= N. Howard Thorp =

Nathan Howard "Jack" Thorp (June 10, 1867 – June 4, 1940) was an American collector and writer of cowboy songs and cowboy poetry. Starting in 1889, he collected cowboy material while living in New Mexico. His small book Songs of the Cowboys was published there in 1908. It was the first such book ever published, containing the words to only 23 songs, including the now-classic "The Streets of Laredo" and "Little Joe the Wrangler". A greatly expanded second edition was published in 1921. Today, Thorp is credited with being the first person to take a serious interest in collecting and preserving the homespun ballads of the American West.

==Early life==
Nathan Howard Thorp was the youngest of three sons of a New York City lawyer and real estate investor. As a child he summered at his brother's ranch in Nebraska, and at nineteen he moved there. Later he moved to New Mexico, where he worked as a cowboy and a civil engineer, operated cattle and sheep ranches, and served as New Mexico's state cattle inspector. He married in 1903, living in Palma (100 miles east of Albuquerque) and Santa Fe before moving closer to Albuquerque in 1935.

==Career==
Jack Thorp began collecting and writing cowboy songs in 1889; his Songs of the Cowboys was published in Estancia, New Mexico in 1908. An expanded version was published by Houghton Mifflin in 1921. His later publications included Tales of the Chuck Wagon (1926) and Pardner of the Wind: Story of the Southwestern Cowboy (published posthumously in 1941 with Neil M. Clark). His fiction and poetry also appeared in New Mexico Magazine, The Cattleman, The Atlantic Monthly, Poetry, and The Literary Digest.
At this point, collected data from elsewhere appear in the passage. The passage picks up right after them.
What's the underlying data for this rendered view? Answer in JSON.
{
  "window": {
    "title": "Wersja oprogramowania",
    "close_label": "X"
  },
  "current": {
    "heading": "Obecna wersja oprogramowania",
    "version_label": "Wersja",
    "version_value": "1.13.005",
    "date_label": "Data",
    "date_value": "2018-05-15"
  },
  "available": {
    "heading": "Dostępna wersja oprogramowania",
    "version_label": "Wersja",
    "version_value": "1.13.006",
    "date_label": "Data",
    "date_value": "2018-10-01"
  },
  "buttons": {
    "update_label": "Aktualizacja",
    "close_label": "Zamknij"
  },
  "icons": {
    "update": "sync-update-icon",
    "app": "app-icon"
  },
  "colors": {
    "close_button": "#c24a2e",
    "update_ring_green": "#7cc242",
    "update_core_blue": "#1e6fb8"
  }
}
Cowland, a book-length story targeted towards a younger audience, remains unpublished.

From 1936 to 1939 Thorp worked for the Works Progress Administration’s New Mexico Federal Writers’ Project.

N. Howard Thorp died at his home in Alameda, New Mexico, on June 4, 1940.

A new edition of Songs of the Cowboys, including biographical material and a CD with many of its songs played on historical instruments, was published in 2005 by the University of New Mexico Press.